L’Oubli du rôle de la Grande-Bretagne dans la traite négrière a commencé dès l’abolition de ce commerce en 1807. L’Histoire célèbre de la campagne de l’abolitionniste Thomas Clarkson visant à mettre fin à l’esclavage a mis l’accent sur le travail des humanistes blancs et sur leur rôle dans la construction d’un mouvement réussi. Clarkson a négligé non seulement l’activisme des hommes et des femmes noirs abolitionnistes, tout comme les horreurs de la traite en elle-même, qu’il connaissait intimement.

Un processus similaire s’est produit en ce qui concerne l’émancipation en 1833. Dès l’abolition de l’esclavage dans les Indes occidentales britanniques, à l’île Maurice et au Cap, les Britanniques ont commencé à se féliciter de leur générosité. L’abolition fut redéfinie comme une démonstration de l’engagement de la Grande-Bretagne pour la liberté, et de sa prétention à être le pays le plus progressiste et civilisé au monde.

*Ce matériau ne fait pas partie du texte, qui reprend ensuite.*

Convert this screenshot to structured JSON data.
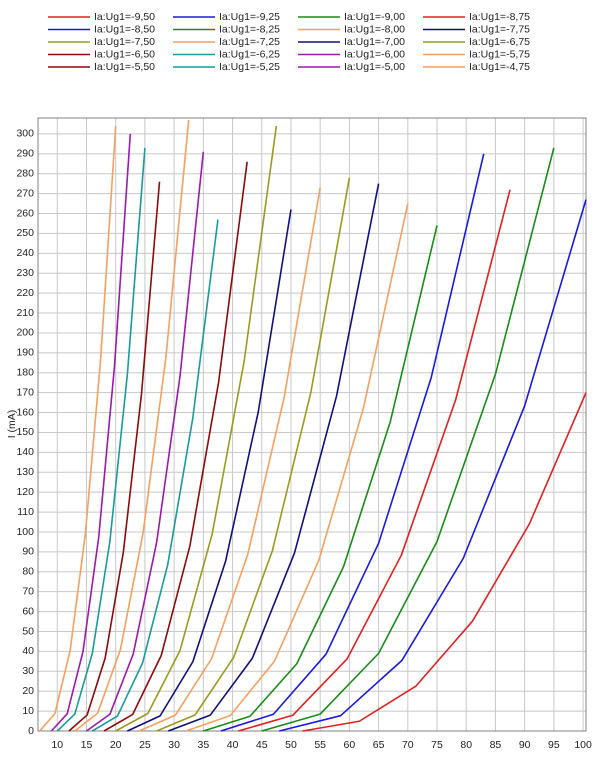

Dans le langage de l’époque, l’abolition avait pour but de laver les péchés de la nation. Pourtant, la liberté qui fut accordée par le parlement impérial aux hommes et aux femmes esclaves était relative. Ils devaient demeurer « apprentis » durant quatre à six ans – travailler sans rémunération dans les plantations de leurs anciens maîtres – tout en  »apprenant à travailler ». Il fallut cinq ans de résistance dans les Caraïbes et de campagne « à la maison » pour obtenir « la pleine liberté » en 1838.

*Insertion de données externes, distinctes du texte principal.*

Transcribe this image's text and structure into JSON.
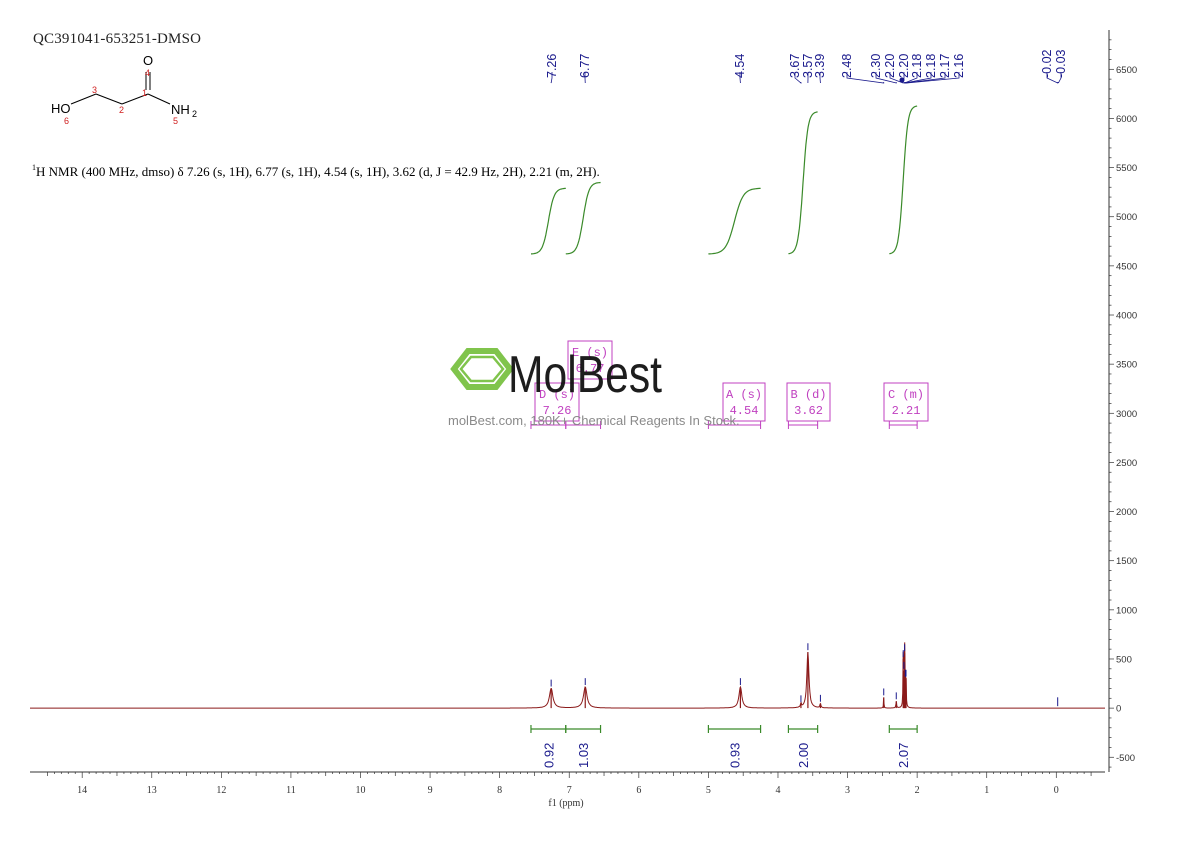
{
  "sample_id": "QC391041-653251-DMSO",
  "structure": {
    "atoms": {
      "O_top": "O",
      "N": "NH",
      "N_sub": "2",
      "HO": "HO"
    },
    "numbers": [
      "1",
      "2",
      "3",
      "4",
      "5",
      "6"
    ]
  },
  "nmr_description": {
    "superscript": "1",
    "text": "H NMR (400 MHz, dmso) δ 7.26 (s, 1H), 6.77 (s, 1H), 4.54 (s, 1H), 3.62 (d, J = 42.9 Hz, 2H), 2.21 (m, 2H)."
  },
  "watermark": {
    "brand": "MolBest",
    "url_text": "molBest.com, 180K+ Chemical Reagents In Stock."
  },
  "colors": {
    "spectrum": "#8b1a1a",
    "peak_labels": "#1a1a8c",
    "integral_curves": "#3a8a2a",
    "multiplet_boxes": "#c040c0",
    "axis": "#333333",
    "watermark_green": "#7ac143"
  },
  "chart_data": {
    "type": "line",
    "xlabel": "f1 (ppm)",
    "x_axis": {
      "min": -0.7,
      "max": 14.75,
      "reversed": true,
      "ticks": [
        14,
        13,
        12,
        11,
        10,
        9,
        8,
        7,
        6,
        5,
        4,
        3,
        2,
        1,
        0
      ]
    },
    "y_axis": {
      "min": -650,
      "max": 6900,
      "position": "right",
      "ticks": [
        -500,
        0,
        500,
        1000,
        1500,
        2000,
        2500,
        3000,
        3500,
        4000,
        4500,
        5000,
        5500,
        6000,
        6500
      ]
    },
    "peaks": [
      {
        "ppm": 7.26,
        "height": 200,
        "width": 0.03
      },
      {
        "ppm": 6.77,
        "height": 215,
        "width": 0.03
      },
      {
        "ppm": 4.54,
        "height": 215,
        "width": 0.025
      },
      {
        "ppm": 3.67,
        "height": 40,
        "width": 0.008
      },
      {
        "ppm": 3.57,
        "height": 570,
        "width": 0.018
      },
      {
        "ppm": 3.39,
        "height": 45,
        "width": 0.008
      },
      {
        "ppm": 2.48,
        "height": 110,
        "width": 0.004
      },
      {
        "ppm": 2.3,
        "height": 70,
        "width": 0.006
      },
      {
        "ppm": 2.2,
        "height": 500,
        "width": 0.004
      },
      {
        "ppm": 2.19,
        "height": 380,
        "width": 0.004
      },
      {
        "ppm": 2.18,
        "height": 560,
        "width": 0.004
      },
      {
        "ppm": 2.17,
        "height": 300,
        "width": 0.004
      },
      {
        "ppm": 2.16,
        "height": 300,
        "width": 0.004
      }
    ],
    "peak_labels": [
      {
        "ppm": 7.26,
        "text": "7.26"
      },
      {
        "ppm": 6.77,
        "text": "6.77"
      },
      {
        "ppm": 4.54,
        "text": "4.54"
      },
      {
        "ppm": 3.67,
        "text": "3.67"
      },
      {
        "ppm": 3.57,
        "text": "3.57"
      },
      {
        "ppm": 3.39,
        "text": "3.39"
      },
      {
        "ppm": 2.48,
        "text": "2.48"
      },
      {
        "ppm": 2.3,
        "text": "2.30"
      },
      {
        "ppm": 2.2,
        "text": "2.20"
      },
      {
        "ppm": 2.2,
        "text": "2.20"
      },
      {
        "ppm": 2.18,
        "text": "2.18"
      },
      {
        "ppm": 2.18,
        "text": "2.18"
      },
      {
        "ppm": 2.17,
        "text": "2.17"
      },
      {
        "ppm": 2.16,
        "text": "2.16"
      },
      {
        "ppm": -0.02,
        "text": "-0.02"
      },
      {
        "ppm": -0.03,
        "text": "-0.03"
      }
    ],
    "integrals": [
      {
        "from": 7.55,
        "to": 7.05,
        "value": "0.92",
        "y_start": 4620,
        "y_end": 5290
      },
      {
        "from": 7.05,
        "to": 6.55,
        "value": "1.03",
        "y_start": 4620,
        "y_end": 5350
      },
      {
        "from": 5.0,
        "to": 4.25,
        "value": "0.93",
        "y_start": 4620,
        "y_end": 5290
      },
      {
        "from": 3.85,
        "to": 3.43,
        "value": "2.00",
        "y_start": 4620,
        "y_end": 6070
      },
      {
        "from": 2.4,
        "to": 2.0,
        "value": "2.07",
        "y_start": 4620,
        "y_end": 6130
      }
    ],
    "multiplets": [
      {
        "letter_line": "A (s)",
        "shift": "4.54",
        "from": 5.0,
        "to": 4.25
      },
      {
        "letter_line": "B (d)",
        "shift": "3.62",
        "from": 3.85,
        "to": 3.43
      },
      {
        "letter_line": "C (m)",
        "shift": "2.21",
        "from": 2.4,
        "to": 2.0
      },
      {
        "letter_line": "D (s)",
        "shift": "7.26",
        "from": 7.55,
        "to": 7.05
      },
      {
        "letter_line": "E (s)",
        "shift": "6.77",
        "from": 7.05,
        "to": 6.55
      }
    ]
  }
}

De plus, 20 millions de livres (soit 40% des dépenses de l’Etat en 1834) furent versés en compensation par le gouvernement britannique aux propriétaires d’esclaves pour s’assurer de leur leur accord de perdre  »leur » propriété -malgré le fait que la base morale de la campagne contre l’esclavage était que c’était mal de détenir des êtres humains comme des propriétés. La  »valeur » des esclaves fut jugée en fonction des niveaux de leurs compétences et de la productivité des colonies dans lesquelles ils vivaient. Un homme en esclavage en Guyane britannique valait donc plus que celui en Jamaïque, où la productivité avait baissé, et les hommes avaient plus de valeur que les femmes. Il allait s’agir là d’un autre moment de marchandisation des êtres humains – pas vendus cette fois sur le marché des esclaves, mais dont le prix était fixé par les autorités coloniales et établi dans les bureaux gouvernementaux.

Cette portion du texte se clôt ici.